Britain, France and Germany had argued the tax would curb the type of excessive financial risk-taking that pushed the global economy to the brink, and help build a nest egg for future crises. But the idea came up against fierce opposition from nations whose banking sectors survived the worst of the crisis intact.

There was little dissent on the question of whether banks should face tighter regulation to avoid a repeat of the global financial meltdown of two years ago. Even so, the G20’s original aim of agreeing the new rules by November and having measures in force by the end of 2012 is being softened because different countries are at different stages of recovery from recession.

A draft communiqué listed five guiding principles for financial reform including the need to take into account the individual circumstances of each nation and the need to “level the playing field”. “The G20 expresses support for the financial sector to make a fair and substantial contribution toward paying for any burdens associated with government interventions where they occur to repair the financial system for fund resolution,” the draft said, while refusing to say how such contributions would be made.

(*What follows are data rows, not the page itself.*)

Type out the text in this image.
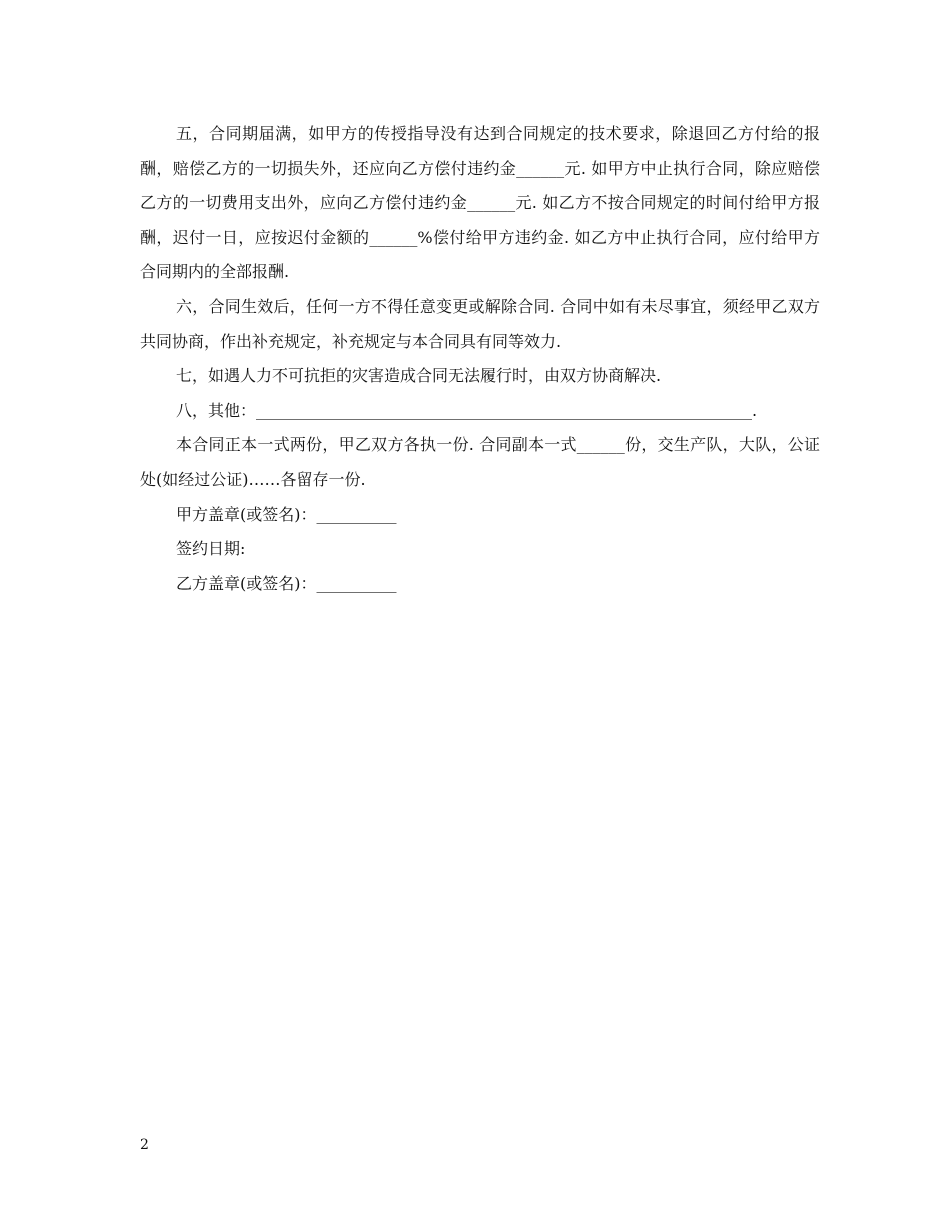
五，合同期届满，如甲方的传授指导没有达到合同规定的技术要求，除退回乙方付给的报酬，赔偿乙方的一切损失外，还应向乙方偿付违约金______元. 如甲方中止执行合同，除应赔偿乙方的一切费用支出外，应向乙方偿付违约金______元. 如乙方不按合同规定的时间付给甲方报酬，迟付一日，应按迟付金额的______%偿付给甲方违约金. 如乙方中止执行合同，应付给甲方合同期内的全部报酬.

六，合同生效后，任何一方不得任意变更或解除合同. 合同中如有未尽事宜，须经甲乙双方共同协商，作出补充规定，补充规定与本合同具有同等效力.

七，如遇人力不可抗拒的灾害造成合同无法履行时，由双方协商解决.

八，其他：______________________________________________________________.

本合同正本一式两份，甲乙双方各执一份. 合同副本一式______份，交生产队，大队，公证处(如经过公证)……各留存一份.

甲方盖章(或签名)：__________

签约日期:

乙方盖章(或签名)：__________

2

A key plank of the reforms is revised “Basel III” measures from the committee of central bankers, including raising banks’ capital and liquidity requirements. On Friday, the Bank of England called for an “extended transition” to any new international rules. And George Osborne used yesterday’s talks at the G20 to push for a longer deadline. The position of the Chancellor of the Exchequer, which followed a lower-than-expected levy on British banks in last week’s emergency Budget, is seen as evidence that Mr Osborne is listening to representations from lenders. Although smaller than feared, the levy coming into force in January will raise £8bn in the first four years.